Xanxus patrzył na spokojnie śpiącego Squalo, ufnie wtulonego w jego pierś i uśmiechnął się lekko. Pogładził szermierza po włosach, delikatnie go od siebie oderwał, wstał, przykrył dokładnie kochanka i skierował się do łazienki, by wziąć prysznic.

Ten dzień jednak nie był taki zły. Wręcz przeciwnie, był bardzo udany.

*

– Hej, nie powinniśmy już wracać? – zauważył Levi.

– No, w sumie, jesteśmy tutaj od ponad pięciu godzin, należałoby się zbierać – dodał Belphegor.

– Moglibyście mnie wypuścić? – spytał Mammon, siedząc ze zrezygnowaniem w klatce. Po czwartym razie „wzywania rodziców" Strażnik Błyskawicy nie wytrzymał i wsadził do niej Arcobaleno, wiedząc, że nie ma zbyt dużych szans się stamtąd wydostać.
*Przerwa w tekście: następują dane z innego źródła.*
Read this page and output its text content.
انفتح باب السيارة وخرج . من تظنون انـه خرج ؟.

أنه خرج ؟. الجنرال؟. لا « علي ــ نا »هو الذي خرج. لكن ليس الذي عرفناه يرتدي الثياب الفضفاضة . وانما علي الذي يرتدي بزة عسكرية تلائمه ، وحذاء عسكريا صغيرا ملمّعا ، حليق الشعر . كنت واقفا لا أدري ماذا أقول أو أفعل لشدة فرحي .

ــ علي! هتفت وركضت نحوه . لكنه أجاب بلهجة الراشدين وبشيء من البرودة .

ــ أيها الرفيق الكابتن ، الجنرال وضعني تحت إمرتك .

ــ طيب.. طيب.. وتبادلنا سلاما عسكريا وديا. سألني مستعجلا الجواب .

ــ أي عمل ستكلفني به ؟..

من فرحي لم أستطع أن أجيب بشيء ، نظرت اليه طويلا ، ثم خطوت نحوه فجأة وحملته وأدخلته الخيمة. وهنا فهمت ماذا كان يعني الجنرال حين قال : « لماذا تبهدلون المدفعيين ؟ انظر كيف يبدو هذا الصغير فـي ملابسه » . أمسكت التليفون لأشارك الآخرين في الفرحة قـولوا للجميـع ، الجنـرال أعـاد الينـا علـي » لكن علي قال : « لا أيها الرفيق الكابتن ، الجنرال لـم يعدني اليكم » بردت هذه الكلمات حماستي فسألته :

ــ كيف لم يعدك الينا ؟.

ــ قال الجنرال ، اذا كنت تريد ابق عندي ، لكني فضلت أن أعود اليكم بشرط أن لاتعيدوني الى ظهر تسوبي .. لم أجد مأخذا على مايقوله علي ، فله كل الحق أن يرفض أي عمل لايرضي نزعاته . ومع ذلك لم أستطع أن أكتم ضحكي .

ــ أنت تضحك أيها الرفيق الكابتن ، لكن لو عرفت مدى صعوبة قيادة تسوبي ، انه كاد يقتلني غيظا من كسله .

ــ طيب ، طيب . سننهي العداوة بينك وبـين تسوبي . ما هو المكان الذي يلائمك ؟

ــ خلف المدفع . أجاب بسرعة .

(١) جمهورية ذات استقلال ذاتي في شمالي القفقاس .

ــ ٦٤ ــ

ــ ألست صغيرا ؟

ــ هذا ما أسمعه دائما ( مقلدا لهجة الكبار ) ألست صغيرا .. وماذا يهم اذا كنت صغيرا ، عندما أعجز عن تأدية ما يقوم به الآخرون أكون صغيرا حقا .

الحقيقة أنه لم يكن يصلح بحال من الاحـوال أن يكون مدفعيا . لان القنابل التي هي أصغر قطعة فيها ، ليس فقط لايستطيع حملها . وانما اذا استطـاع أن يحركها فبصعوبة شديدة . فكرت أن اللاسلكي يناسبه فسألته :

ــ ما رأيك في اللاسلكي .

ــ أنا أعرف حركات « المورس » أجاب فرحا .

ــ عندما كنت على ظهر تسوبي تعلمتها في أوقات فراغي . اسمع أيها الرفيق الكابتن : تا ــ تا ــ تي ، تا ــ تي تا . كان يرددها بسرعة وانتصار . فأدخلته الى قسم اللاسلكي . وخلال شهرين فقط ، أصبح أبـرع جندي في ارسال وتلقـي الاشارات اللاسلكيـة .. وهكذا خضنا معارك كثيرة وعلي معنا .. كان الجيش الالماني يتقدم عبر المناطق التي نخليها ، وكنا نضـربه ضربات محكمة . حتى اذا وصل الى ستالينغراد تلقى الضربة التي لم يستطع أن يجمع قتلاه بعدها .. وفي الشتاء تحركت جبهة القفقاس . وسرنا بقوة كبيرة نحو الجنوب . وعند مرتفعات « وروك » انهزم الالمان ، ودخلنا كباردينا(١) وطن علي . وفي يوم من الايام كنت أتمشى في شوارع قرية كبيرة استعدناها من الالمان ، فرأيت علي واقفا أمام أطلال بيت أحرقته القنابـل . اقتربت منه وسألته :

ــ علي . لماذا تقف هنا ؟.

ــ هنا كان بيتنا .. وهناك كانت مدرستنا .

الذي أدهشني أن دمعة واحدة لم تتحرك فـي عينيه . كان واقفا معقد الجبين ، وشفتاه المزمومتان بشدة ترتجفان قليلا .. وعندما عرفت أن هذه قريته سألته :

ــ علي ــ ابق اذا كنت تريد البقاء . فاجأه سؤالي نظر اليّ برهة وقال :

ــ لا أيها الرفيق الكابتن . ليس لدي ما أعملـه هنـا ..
– Przykro mi, Mammon–chan, ale nie możemy, dla twojego własnego bezpieczeństwa... Och, to ja wam nie mówiłem, że dzwonił do mnie Kyuudaime jakąś godzinę temu i powiedział, że coś mu ważnego wypadło i wpadnie jutro? – powiedział beztrosko Lussuria.

– Nie... – odpowiedział Bel.

– No to teraz mówię – zaśmiał się zielonowłosy. – Te, a co powiecie na to, żebyśmy nie wracali dziś do domu, tylko kogoś odwiedzili i u niego zanocowali?

– Shishishi, fajny pomysł. Powkurzajmy kogoś swoją obecnością.

– A kogo? – Levi A Than spojrzał podejrzliwie na Lussurię.

– Dino! Pamiętacie, zapraszał nas kiedyś!

– Hm, hm – czarnowłosy przystawił rękę do ust i chwilę się zastanawiał. – Czemu by nie? A co z Bossem i Squalo?

– Oni bez nas przeżyją. To co, idziemy?

– Tak! – krzyknęli zgodnie, zabrali zakupy i poszli nawiedzić młodego bossa rodziny Cavallone.